Livia Satterfield, born Livia Navare, never received a Christmas gift until she was 12.

She grew up in a Romanian orphanage, and that first gift, a shoe box full of inexpensive items with hair barrettes sitting notably on top – she had always longed for such a set – changed her life. Connie Satterfield from Newnan put the box in Livia's hands 10 years ago while volunteering with Operation Christmas Child.

Franklin Graham, the son of the Rev. Billy Graham, runs Operation Christmas Child through his North Carolina, faith-based nonprofit Samaritan's Purse. This year it will send about 8 million shoe boxes full of crayons, pencils, toothbrushes, soap, dolls and balls overseas.
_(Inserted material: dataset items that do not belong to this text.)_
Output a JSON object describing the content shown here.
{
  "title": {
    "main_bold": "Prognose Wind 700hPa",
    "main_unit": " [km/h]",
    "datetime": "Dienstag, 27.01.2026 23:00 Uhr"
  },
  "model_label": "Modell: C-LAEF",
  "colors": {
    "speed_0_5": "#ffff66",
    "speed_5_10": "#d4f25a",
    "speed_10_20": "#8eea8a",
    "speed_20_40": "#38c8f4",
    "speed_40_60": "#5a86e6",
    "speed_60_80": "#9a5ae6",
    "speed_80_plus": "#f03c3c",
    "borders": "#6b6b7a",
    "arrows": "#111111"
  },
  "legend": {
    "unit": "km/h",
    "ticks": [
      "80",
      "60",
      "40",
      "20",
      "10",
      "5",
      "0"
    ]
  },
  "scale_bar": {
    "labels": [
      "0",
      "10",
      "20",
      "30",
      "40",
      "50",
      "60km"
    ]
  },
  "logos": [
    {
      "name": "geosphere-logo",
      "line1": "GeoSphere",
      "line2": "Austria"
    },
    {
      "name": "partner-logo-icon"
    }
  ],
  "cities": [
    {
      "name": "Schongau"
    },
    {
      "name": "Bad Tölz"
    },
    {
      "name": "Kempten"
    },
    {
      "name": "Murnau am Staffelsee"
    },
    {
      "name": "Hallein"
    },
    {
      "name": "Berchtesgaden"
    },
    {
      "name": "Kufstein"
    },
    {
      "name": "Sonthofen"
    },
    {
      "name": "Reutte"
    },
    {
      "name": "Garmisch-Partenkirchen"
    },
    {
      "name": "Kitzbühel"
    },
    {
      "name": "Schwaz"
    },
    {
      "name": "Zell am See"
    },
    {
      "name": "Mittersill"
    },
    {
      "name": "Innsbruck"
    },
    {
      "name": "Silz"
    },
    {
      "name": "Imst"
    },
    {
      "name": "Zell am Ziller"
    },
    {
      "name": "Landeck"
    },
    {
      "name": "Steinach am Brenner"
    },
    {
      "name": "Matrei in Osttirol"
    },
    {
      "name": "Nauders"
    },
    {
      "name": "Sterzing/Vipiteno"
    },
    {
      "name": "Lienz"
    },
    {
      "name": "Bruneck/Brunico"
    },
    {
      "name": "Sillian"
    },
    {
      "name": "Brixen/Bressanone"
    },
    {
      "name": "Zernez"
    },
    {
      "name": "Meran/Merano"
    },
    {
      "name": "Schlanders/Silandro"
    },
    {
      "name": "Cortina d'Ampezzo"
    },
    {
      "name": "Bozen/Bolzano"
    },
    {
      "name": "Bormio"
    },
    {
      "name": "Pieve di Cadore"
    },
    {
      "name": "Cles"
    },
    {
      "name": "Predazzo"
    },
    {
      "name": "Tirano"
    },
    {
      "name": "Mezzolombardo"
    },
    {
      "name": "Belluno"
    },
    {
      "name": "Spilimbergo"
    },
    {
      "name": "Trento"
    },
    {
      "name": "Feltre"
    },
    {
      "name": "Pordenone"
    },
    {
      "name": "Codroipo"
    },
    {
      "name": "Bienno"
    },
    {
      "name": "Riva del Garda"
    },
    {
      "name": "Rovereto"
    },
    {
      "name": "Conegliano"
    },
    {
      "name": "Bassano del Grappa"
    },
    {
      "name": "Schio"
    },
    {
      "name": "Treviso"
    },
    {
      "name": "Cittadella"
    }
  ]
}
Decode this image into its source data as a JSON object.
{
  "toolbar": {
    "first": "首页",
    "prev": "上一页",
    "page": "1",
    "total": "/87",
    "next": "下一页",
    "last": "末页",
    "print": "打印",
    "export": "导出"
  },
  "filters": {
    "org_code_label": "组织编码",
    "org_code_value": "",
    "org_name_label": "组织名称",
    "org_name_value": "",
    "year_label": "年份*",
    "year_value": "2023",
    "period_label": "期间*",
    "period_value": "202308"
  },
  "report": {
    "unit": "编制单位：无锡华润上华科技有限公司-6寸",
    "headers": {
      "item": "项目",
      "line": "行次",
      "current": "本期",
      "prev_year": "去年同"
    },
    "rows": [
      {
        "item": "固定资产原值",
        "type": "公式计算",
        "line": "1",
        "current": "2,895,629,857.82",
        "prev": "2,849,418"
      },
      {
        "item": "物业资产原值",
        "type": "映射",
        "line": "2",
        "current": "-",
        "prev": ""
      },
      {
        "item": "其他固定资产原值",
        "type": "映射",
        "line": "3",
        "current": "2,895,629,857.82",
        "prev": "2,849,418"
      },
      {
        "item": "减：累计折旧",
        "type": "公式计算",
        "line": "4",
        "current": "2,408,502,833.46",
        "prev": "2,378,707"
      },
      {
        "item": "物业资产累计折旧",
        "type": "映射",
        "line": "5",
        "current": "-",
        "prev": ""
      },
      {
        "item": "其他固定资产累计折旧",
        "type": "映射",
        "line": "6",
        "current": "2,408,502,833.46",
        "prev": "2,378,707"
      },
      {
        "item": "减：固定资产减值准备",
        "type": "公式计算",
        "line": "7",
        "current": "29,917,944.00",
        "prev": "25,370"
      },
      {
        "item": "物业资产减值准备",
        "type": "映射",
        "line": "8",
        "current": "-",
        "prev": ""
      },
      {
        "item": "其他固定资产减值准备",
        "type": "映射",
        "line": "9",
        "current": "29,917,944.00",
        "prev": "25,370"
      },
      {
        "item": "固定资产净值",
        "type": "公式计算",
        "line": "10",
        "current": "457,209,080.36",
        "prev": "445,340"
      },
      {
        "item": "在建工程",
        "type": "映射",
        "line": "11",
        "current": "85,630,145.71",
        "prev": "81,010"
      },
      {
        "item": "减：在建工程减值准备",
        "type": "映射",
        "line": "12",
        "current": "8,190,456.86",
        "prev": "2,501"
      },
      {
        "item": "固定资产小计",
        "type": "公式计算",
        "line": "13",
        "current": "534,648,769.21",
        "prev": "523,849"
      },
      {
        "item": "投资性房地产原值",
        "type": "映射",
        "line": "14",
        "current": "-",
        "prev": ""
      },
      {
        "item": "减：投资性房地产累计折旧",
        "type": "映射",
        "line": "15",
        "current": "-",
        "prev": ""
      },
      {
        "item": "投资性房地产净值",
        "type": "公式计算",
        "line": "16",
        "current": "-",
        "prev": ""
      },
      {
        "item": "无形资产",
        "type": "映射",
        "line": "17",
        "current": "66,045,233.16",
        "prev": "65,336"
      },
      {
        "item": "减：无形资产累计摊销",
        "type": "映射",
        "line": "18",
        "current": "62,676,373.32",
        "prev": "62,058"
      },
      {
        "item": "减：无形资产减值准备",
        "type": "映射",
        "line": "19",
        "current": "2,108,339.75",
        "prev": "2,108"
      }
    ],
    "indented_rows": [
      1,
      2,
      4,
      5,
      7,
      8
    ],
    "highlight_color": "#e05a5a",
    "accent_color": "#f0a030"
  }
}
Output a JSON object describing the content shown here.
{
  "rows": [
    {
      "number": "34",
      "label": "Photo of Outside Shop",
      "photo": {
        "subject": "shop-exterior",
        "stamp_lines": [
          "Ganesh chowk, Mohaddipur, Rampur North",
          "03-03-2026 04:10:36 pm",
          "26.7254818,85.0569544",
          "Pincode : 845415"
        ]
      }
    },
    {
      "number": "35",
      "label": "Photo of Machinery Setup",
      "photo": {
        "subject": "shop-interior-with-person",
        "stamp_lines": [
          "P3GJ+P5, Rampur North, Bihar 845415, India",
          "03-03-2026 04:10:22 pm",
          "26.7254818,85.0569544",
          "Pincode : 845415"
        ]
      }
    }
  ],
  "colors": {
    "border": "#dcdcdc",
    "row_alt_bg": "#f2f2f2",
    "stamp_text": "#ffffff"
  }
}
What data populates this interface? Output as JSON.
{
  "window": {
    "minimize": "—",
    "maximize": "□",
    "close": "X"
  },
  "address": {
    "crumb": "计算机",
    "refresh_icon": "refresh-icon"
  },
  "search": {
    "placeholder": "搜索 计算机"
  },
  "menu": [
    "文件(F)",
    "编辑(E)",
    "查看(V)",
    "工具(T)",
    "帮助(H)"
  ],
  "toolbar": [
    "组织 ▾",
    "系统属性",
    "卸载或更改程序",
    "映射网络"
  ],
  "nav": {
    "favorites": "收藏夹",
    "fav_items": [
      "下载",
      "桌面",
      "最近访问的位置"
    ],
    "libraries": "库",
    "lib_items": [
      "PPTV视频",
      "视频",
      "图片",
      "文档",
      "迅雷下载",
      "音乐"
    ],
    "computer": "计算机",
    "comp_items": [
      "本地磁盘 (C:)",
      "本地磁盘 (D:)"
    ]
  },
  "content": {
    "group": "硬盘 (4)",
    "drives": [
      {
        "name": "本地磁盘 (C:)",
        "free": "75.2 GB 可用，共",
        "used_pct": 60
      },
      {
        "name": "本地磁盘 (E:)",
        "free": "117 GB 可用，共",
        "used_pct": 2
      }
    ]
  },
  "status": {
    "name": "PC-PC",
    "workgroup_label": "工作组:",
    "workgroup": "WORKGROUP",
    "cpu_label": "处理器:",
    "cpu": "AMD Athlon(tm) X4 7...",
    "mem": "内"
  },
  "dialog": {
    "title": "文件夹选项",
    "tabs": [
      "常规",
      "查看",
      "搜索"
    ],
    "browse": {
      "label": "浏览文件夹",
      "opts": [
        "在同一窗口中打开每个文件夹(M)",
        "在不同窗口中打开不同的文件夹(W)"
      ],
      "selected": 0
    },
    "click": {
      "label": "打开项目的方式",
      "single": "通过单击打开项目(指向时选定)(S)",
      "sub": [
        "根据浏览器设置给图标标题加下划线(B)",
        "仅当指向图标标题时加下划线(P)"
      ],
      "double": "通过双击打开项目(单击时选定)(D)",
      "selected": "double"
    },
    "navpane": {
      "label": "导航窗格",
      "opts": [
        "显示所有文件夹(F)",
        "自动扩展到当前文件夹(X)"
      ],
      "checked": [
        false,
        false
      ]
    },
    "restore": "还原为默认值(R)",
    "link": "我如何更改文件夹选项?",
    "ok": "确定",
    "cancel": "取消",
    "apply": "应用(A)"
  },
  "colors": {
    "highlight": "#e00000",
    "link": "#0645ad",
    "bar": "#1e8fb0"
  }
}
Connie Satterfield said she and her husband, Ray, had talked of adopting an American child, but held off because they had a 4-year-old. She was on a short-term mission trip with Sunrise Baptist Church when the members got the chance to hand out the gifts. Everything changed in an instant when she handed Livia her box.

"I saw and talked to the child and hugged the child, and God told my spirit this is the child I want you to have. The very day I met her, I knew," she said.

The adoption process took nearly two years.

Livia, now 22 and a public relations student at Clayton State University, is on the other end of the pipeline of boxes being packed for distribution worldwide. She is working at a Suwanee warehouse where 8,000 volunteers will -- in three weeks -- inspect, sort and pack an estimated 850,000 shoe boxes donated mostly by church members from metro Atlanta and the Southeast. It is one of six U.S. processing centers.

Jamie Hardenbrook, the Southeast regional director for Operation Christmas Child, said the program began in 1990 in Wales when a pastor gathered 23,000 boxes of toys for child victims of the civil war in the former Yugoslavia. The pastor later recruited Graham to participate, and 69 million shoe boxes later, the operation continues to grow.

The boxes contain maybe $10 worth of trinkets and hygiene items. It is barely enough to turn the head of many American kids, but Livia said the orphans in her home could barely contain their excitement. Items the kids received through charities were typically taken away by orphanage workers to be given to their own children. She was able to keep the shoe box Satterfield gave her.

"I said, how can someone so far away send me love as a simple gift and for me to know they are loving me, where this worker next to me, I feel they are neglecting me. So it really opened my eyes. And they are telling me there is a God out there who loves me, no matter what. It really touched me," she said.

To try to return a bit of that longed-for love, Livia gave a gift in return. In her box was a little necklace, a pink and yellow heart broken in two sharing the words "I Love You." She gave half back to Connie Satterfield.

Connie, knowing the potential difficulties of foreign adoptions, did not tell Livia of her plans until the process was under way.

Livia said, "That shoe box changed my life. I also got a family with that shoe box."

Two years later, she was a wide-eyed 14-year-old, landing at Hartsfield-Jackson International Airport and marveling at the number of trees (she lived on Romanian plains), an entire aisle of candy at Wal-Mart, and the number of autos in Atlanta.

"Nobody is walking. It is all cars," she said.

Living with what would seem incalculable riches to a Romanian orphan, Livia has not forgotten her first Christmas gift. That is why she has volunteered for several years for the annual gathering of gifts. She hopes, once more, for something more. She wants to work full time for the organization that changed her life and she will finish her college degree.

"And I will have to let God take care of it from there on," she said.